Im Jahr 1913 geht es dem russischen Schriftsteller Iwan Bunin glänzend. Er ist berühmt, mehrfach preisgekrönt und bereitet mit 43 Jahren seine erste Werkausgabe vor. Gern verbringt er den Winter auf Capri, wo sich auch andere russische Künstler aufhalten, Maxim Gorki zum Beispiel oder der Sänger Schaljapin, ein Halbgott der Opernwelt. Auf den Fotos erscheint Bunin auffällig elegant. Während Tschechow immer etwas verstrubbelt wirkt und Tolstoi mit seinem Mosesbart wie ein Prophet oder einer, der den Propheten spielt - Bunin hat beide persönlich gekannt -, könnte man sich ihn in jedem Pariser Salon denken. Nichts scheint ihn vom reichen russischen Bürgertum zu trennen, das alljährlich in feudalen Eisenbahncoupés zu den Metropolen und warmen Küsten des westlichen Europas reist.
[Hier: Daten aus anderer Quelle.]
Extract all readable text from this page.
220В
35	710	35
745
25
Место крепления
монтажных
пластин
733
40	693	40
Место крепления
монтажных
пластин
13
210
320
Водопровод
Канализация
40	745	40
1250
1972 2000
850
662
"Wir schlafen sämtlich auf Vulkanen", hat Goethe einmal geschrieben. Auf kein Jahr trifft der Satz so dramatisch zu wie auf dieses 1913, das Bunin später wie eine ferne Fata Morgana vorgekommen sein muss. Ein Jahr darauf brach der Weltkrieg aus mit schweren Niederlagen für das Zarenreich, noch einmal drei Jahre später die Russische Revolution, die in einen furchtbaren Bürgerkrieg überging und 1922 zur Gründung der Sowjetunion führte, der ersten "Diktatur des Proletariats". Bunin, der sich auf Seiten der Gegner Lenins engagiert und mit Gorki gebrochen hatte, konnte 1920 mit dem letzten Schiff, das Odessa verließ, nach Istanbul fliehen und wenig später weiter nach Paris. Hier und im Hinterland von Cannes, hoch über Grasse, lebte er von nun an als Staatenloser, im Zweiten Weltkrieg und unter der deutschen Besatzung abermals gefährdet - aber immerzu schreibend. Er beneide den alten Noah, meinte er einmal in vorgerückten Jahren, dieser habe nur eine einzige Sintflut überstehen müssen.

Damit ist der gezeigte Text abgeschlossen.